Most of the time, unfortunately, detailed data such as those described in the previous paragraph will be unavailable. Investigators must then fall back on intuitive decisions about the extent to which different instruments are measuring the same underlying construct. For example, the authors of a meta-analysis of psychosocial interventions in the treatment of pre-menstrual syndrome faced a profusion of outcome measures, with 25 PROs reported in their nine eligible studies. They dealt with this problem by having two investigators independently examine each instrument – including all domains – and group them into six discrete conceptual categories; discrepancies were resolved by discussion to achieve consensus. The pooled analysis of each category included between two and six studies. 


Meta-analyses of studies using different measurement scales will usually be undertaken using standardized mean differences (SMDs; see Chapter 9, Section 9.2.3). However, SMDs are highly problematic when the focus is on comparing change from baseline in intervention and control groups, because standard deviations of change do not measure between-patient variation (they depend also on the correlation between baseline and final measurements; see Chapter 9, Section


Similar principles apply to studies in which review authors choose to focus on available data that are presented in dichotomous fashion, or from which review authors can extract dichotomous outcome data with relative ease. For example, investigators studying the impact of flavanoids on symptoms of haemorrhoids found that eligible randomized trials did not consistently use similar symptom measures; all but one of 14 trials, however, recorded the proportion of patients either free of symptoms, with symptom improvement, still symptomatic, or worse (Alonso-Coello 2006). In the primary analysis investigators considered outcomes of patients free of symptoms and patients with symptomatic/some improvement as equivalent, and pooled each outcome of interest based on the a priori expectation of a similar magnitude and direction of treatment effect.
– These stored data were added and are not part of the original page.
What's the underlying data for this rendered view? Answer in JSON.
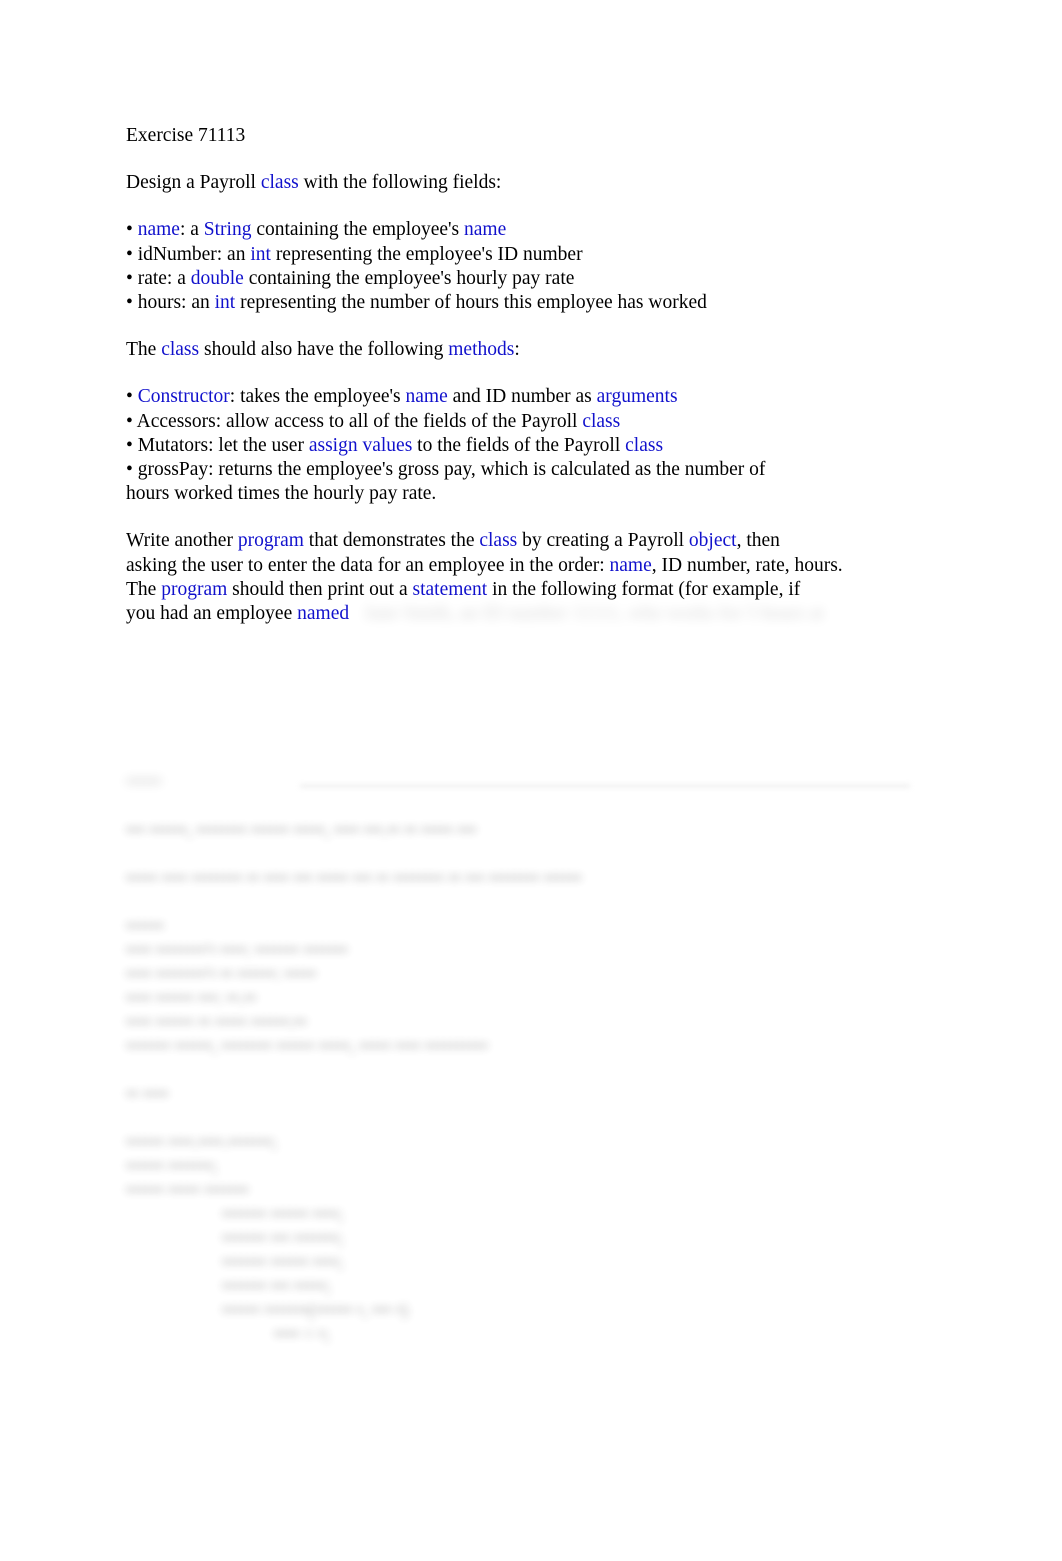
{
  "document": {
    "title": "Exercise 71113",
    "heading": "Exercise 71113",
    "intro": {
      "pre": "Design a Payroll ",
      "kw": "class",
      "post": " with the following fields:"
    },
    "fields": [
      {
        "bullet": "• ",
        "segments": [
          {
            "text": "name",
            "kw": true
          },
          {
            "text": ": a ",
            "kw": false
          },
          {
            "text": "String",
            "kw": true
          },
          {
            "text": " containing the employee's ",
            "kw": false
          },
          {
            "text": "name",
            "kw": true
          }
        ]
      },
      {
        "bullet": "• ",
        "segments": [
          {
            "text": "idNumber: an ",
            "kw": false
          },
          {
            "text": "int",
            "kw": true
          },
          {
            "text": " representing the employee's ID number",
            "kw": false
          }
        ]
      },
      {
        "bullet": "• ",
        "segments": [
          {
            "text": "rate: a ",
            "kw": false
          },
          {
            "text": "double",
            "kw": true
          },
          {
            "text": " containing the employee's hourly pay rate",
            "kw": false
          }
        ]
      },
      {
        "bullet": "• ",
        "segments": [
          {
            "text": "hours: an ",
            "kw": false
          },
          {
            "text": "int",
            "kw": true
          },
          {
            "text": " representing the number of hours this employee has worked",
            "kw": false
          }
        ]
      }
    ],
    "methods_intro": {
      "segments": [
        {
          "text": "The ",
          "kw": false
        },
        {
          "text": "class",
          "kw": true
        },
        {
          "text": " should also have the following ",
          "kw": false
        },
        {
          "text": "methods",
          "kw": true
        },
        {
          "text": ":",
          "kw": false
        }
      ]
    },
    "methods": [
      {
        "bullet": "• ",
        "segments": [
          {
            "text": "Constructor",
            "kw": true
          },
          {
            "text": ": takes the employee's ",
            "kw": false
          },
          {
            "text": "name",
            "kw": true
          },
          {
            "text": " and ID number as ",
            "kw": false
          },
          {
            "text": "arguments",
            "kw": true
          }
        ]
      },
      {
        "bullet": "• ",
        "segments": [
          {
            "text": "Accessors: allow access to all of the fields of the Payroll ",
            "kw": false
          },
          {
            "text": "class",
            "kw": true
          }
        ]
      },
      {
        "bullet": "• ",
        "segments": [
          {
            "text": "Mutators: let the user ",
            "kw": false
          },
          {
            "text": "assign values",
            "kw": true
          },
          {
            "text": " to the fields of the Payroll ",
            "kw": false
          },
          {
            "text": "class",
            "kw": true
          }
        ]
      },
      {
        "bullet": "• ",
        "segments": [
          {
            "text": "grossPay: returns the employee's gross pay, which is calculated as the number of",
            "kw": false
          }
        ]
      },
      {
        "bullet": "",
        "segments": [
          {
            "text": "hours worked times the hourly pay rate.",
            "kw": false
          }
        ]
      }
    ],
    "closing": [
      {
        "segments": [
          {
            "text": "Write another ",
            "kw": false
          },
          {
            "text": "program",
            "kw": true
          },
          {
            "text": " that demonstrates the ",
            "kw": false
          },
          {
            "text": "class",
            "kw": true
          },
          {
            "text": " by creating a Payroll ",
            "kw": false
          },
          {
            "text": "object",
            "kw": true
          },
          {
            "text": ", then",
            "kw": false
          }
        ]
      },
      {
        "segments": [
          {
            "text": "asking the user to enter the data for an employee in the order: ",
            "kw": false
          },
          {
            "text": "name",
            "kw": true
          },
          {
            "text": ", ID number, rate, hours.",
            "kw": false
          }
        ]
      },
      {
        "segments": [
          {
            "text": "The ",
            "kw": false
          },
          {
            "text": "program",
            "kw": true
          },
          {
            "text": " should then print out a ",
            "kw": false
          },
          {
            "text": "statement",
            "kw": true
          },
          {
            "text": " in the following format (for example, if",
            "kw": false
          }
        ]
      },
      {
        "segments": [
          {
            "text": "you had an employee ",
            "kw": false
          },
          {
            "text": "named",
            "kw": true
          }
        ]
      }
    ]
  },
  "lower_region": {
    "note": "illegible",
    "label": "••••••",
    "lines": [
      "••• ••••••, •••••••• •••••• •••••, •••• •••.•• •• ••••• •••",
      "••••• •••• •••••••• •• •••• ••• ••••• ••• •• •••••••• •• ••• •••••••• ••••••"
    ],
    "output_label": "••••••",
    "output_lines": [
      "•••• ••••••••'• ••••: ••••••• •••••••",
      "•••• ••••••••'• •• ••••••: •••••",
      "•••• •••••• •••: ••.••",
      "•••• •••••• •• ••••• ••••••:••",
      "••••••• ••••••, •••••••• •••••• •••••, ••••• •••• ••••••••••"
    ],
    "code_label": "•• ••••",
    "code_lines": [
      {
        "indent": 0,
        "text": "•••••• ••••.••••.•••••••;"
      },
      {
        "indent": 0,
        "text": "•••••• •••••••;"
      },
      {
        "indent": 0,
        "text": "•••••• ••••• •••••••"
      },
      {
        "indent": 2,
        "text": "••••••• •••••• ••••;"
      },
      {
        "indent": 2,
        "text": "••••••• ••• •••••••;"
      },
      {
        "indent": 2,
        "text": "••••••• •••••• ••••;"
      },
      {
        "indent": 2,
        "text": "••••••• ••• •••••;"
      },
      {
        "indent": 2,
        "text": ""
      },
      {
        "indent": 2,
        "text": "•••••• •••••••(•••••• •, ••• •)"
      },
      {
        "indent": 3,
        "text": "•••• = •;"
      }
    ]
  }
}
This left a question of how to deal with studies that reported that patients experienced ‘some improvement’. The investigators undertook analyses comparing the approach of dichotomizing including ‘some improvement’ as a positive outcome and as a negative outcome (similar to no improvement). Dichotomizing outcomes is often very useful, particularly for making results easily interpretable for clinicians and patients. Imaginative and yet rigorous ways of dichotomizing will result in summary statistics that provide useful guides to clinical practice.
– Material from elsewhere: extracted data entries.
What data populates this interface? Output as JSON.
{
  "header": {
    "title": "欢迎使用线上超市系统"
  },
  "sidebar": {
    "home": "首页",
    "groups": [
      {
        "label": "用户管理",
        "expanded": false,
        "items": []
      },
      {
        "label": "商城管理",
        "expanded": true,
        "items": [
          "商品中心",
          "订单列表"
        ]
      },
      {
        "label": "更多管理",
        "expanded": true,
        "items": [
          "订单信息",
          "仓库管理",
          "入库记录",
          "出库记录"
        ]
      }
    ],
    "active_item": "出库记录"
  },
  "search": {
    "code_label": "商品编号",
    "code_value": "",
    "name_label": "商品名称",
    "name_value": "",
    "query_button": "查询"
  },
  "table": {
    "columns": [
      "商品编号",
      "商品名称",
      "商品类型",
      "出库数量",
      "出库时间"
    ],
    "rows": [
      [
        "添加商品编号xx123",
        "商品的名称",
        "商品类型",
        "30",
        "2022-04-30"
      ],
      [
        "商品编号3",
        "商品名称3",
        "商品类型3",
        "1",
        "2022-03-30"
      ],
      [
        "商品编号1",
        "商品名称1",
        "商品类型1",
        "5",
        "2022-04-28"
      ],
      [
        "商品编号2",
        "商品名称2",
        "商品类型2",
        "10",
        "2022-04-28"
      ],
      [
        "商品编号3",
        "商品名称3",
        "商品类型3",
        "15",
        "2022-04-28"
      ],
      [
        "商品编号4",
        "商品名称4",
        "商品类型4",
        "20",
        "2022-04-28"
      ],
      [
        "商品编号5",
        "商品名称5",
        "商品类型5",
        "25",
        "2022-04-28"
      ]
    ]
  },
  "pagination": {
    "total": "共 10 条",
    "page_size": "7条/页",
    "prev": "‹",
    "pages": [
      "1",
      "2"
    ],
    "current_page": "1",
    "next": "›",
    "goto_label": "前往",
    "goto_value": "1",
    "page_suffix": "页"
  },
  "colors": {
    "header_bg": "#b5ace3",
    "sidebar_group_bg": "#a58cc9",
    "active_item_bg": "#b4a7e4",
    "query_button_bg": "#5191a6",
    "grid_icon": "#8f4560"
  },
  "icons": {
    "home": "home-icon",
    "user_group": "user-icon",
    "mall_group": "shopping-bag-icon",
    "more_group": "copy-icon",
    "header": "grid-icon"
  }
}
The use of multiple instruments for measuring a particular PRO, and experimentation with multiple methods for analysis, can lead to selective reporting of the most interesting findings and introduce serious bias into a systematic review. Review authors focusing on PROs should be alert to this problem. When only a small number of eligible studies have reported a particular outcome, particularly if it is a salient outcome that one would expect conscientious investigators to measure, authors should note the possibility of reporting bias (see Chapter 10).